Le second tour de la présidentielle colombienne opposera la gauche au pouvoir et la droite dure, dans un contexte critique marqué par une escalating violence des groupes armés, inédite depuis une décennie. Les résultats préliminaires publiés dimanche révèlent que l'avocat millionnaire Abelardo de la Espriella, admirateur de Donald Trump, se positionne en tête avec 44% des voix, contre 41% pour Ivan Cepeda, sénateur et philosophe, héritier politique du président sortant Gustavo Petro, alors que 99% des bureaux de vote ont été dépouillés.
Le second tour est prévu pour le 21 juin, tandis que la sénatrice de droite Paloma Valencia, soutenue par l’ex-président conservateur Alvaro Uribe, peine avec moins de 7% des suffrages.
Malgré l’accord de paix historique signé il y a dix ans entre l’État colombien et la guérilla des Farc, des zones du pays restent sous l’emprise d’une multitude de groupes armés, qui dominent la production mondiale de cocaïne.
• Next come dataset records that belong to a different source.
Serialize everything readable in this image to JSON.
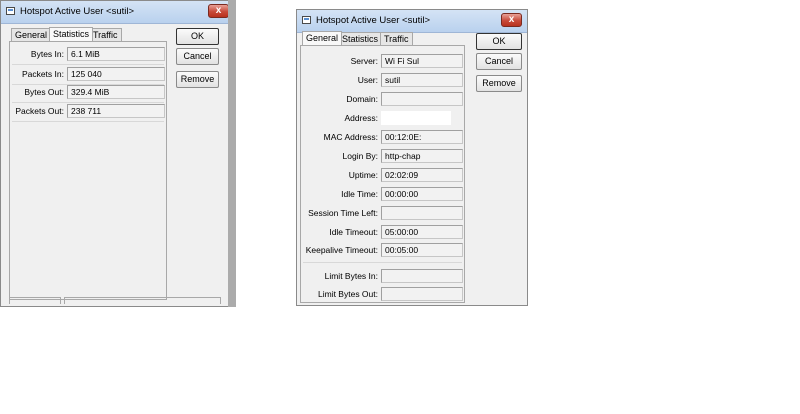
{
  "window_stats": {
    "title": "Hotspot Active User <sutil>",
    "close_label": "x",
    "tabs": [
      {
        "label": "General",
        "active": false
      },
      {
        "label": "Statistics",
        "active": true
      },
      {
        "label": "Traffic",
        "active": false
      }
    ],
    "fields": [
      {
        "label": "Bytes In:",
        "value": "6.1 MiB"
      },
      {
        "label": "Packets In:",
        "value": "125 040"
      },
      {
        "label": "Bytes Out:",
        "value": "329.4 MiB"
      },
      {
        "label": "Packets Out:",
        "value": "238 711"
      }
    ],
    "buttons": {
      "ok": "OK",
      "cancel": "Cancel",
      "remove": "Remove"
    }
  },
  "window_general": {
    "title": "Hotspot Active User <sutil>",
    "close_label": "x",
    "tabs": [
      {
        "label": "General",
        "active": true
      },
      {
        "label": "Statistics",
        "active": false
      },
      {
        "label": "Traffic",
        "active": false
      }
    ],
    "fields": [
      {
        "label": "Server:",
        "value": "Wi Fi Sul"
      },
      {
        "label": "User:",
        "value": "sutil"
      },
      {
        "label": "Domain:",
        "value": ""
      },
      {
        "label": "Address:",
        "value": ""
      },
      {
        "label": "MAC Address:",
        "value": "00:12:0E:"
      },
      {
        "label": "Login By:",
        "value": "http-chap"
      },
      {
        "label": "Uptime:",
        "value": "02:02:09"
      },
      {
        "label": "Idle Time:",
        "value": "00:00:00"
      },
      {
        "label": "Session Time Left:",
        "value": ""
      },
      {
        "label": "Idle Timeout:",
        "value": "05:00:00"
      },
      {
        "label": "Keepalive Timeout:",
        "value": "00:05:00"
      },
      {
        "label": "Limit Bytes In:",
        "value": ""
      },
      {
        "label": "Limit Bytes Out:",
        "value": ""
      }
    ],
    "buttons": {
      "ok": "OK",
      "cancel": "Cancel",
      "remove": "Remove"
    }
  }
}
À Uribia, près de la frontière avec le Venezuela, les électeurs expriment des demandes de sécurité accrue et de création d’emploi, tout en souhaitant une meilleure prise en compte des communautés autochtones.
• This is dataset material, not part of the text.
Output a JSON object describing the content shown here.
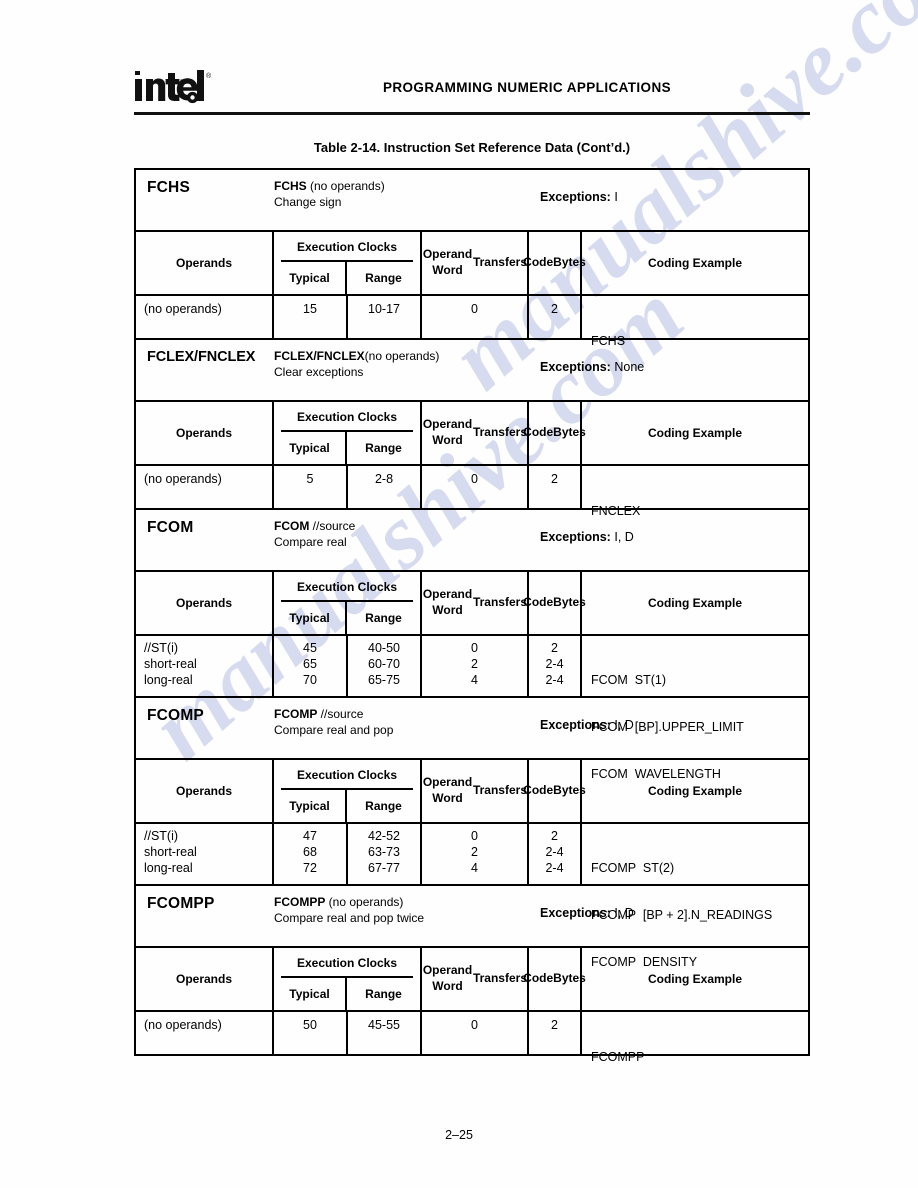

Viviana Jayariyu, enseignante wayuu, aspire à un avenir meilleur : "qu'il n'y ait plus autant de violence, en particulier dans les zones rurales". Les deux candidats devront donc trancher sur la stratégie à adopter face à un conflit armé qui perdure depuis six décennies : maintenir le dialogue avec les groupes armés, comme l’a prôné Gustavo Petro, ou recourir à des actions plus musclées.
Les analystes, comme l'explique un rapport du journal El Tiempo, estiment que le mouvement des groupes armés a prospéré à la faveur des négociations de paix en renforçant leur influence sur le territoire.
- En finir avec la violence -
Gustavo Petro, premier président de gauche du pays, ne peut se représenter en raison d’une interdiction constitutionnelle. Toutefois, il reste populaire, notamment parmi les classes défavorisées, grâce à ses mesures en faveur de l’augmentation du salaire minimum et des programmes sociaux dans un pays noté pour ses inégalités économiques.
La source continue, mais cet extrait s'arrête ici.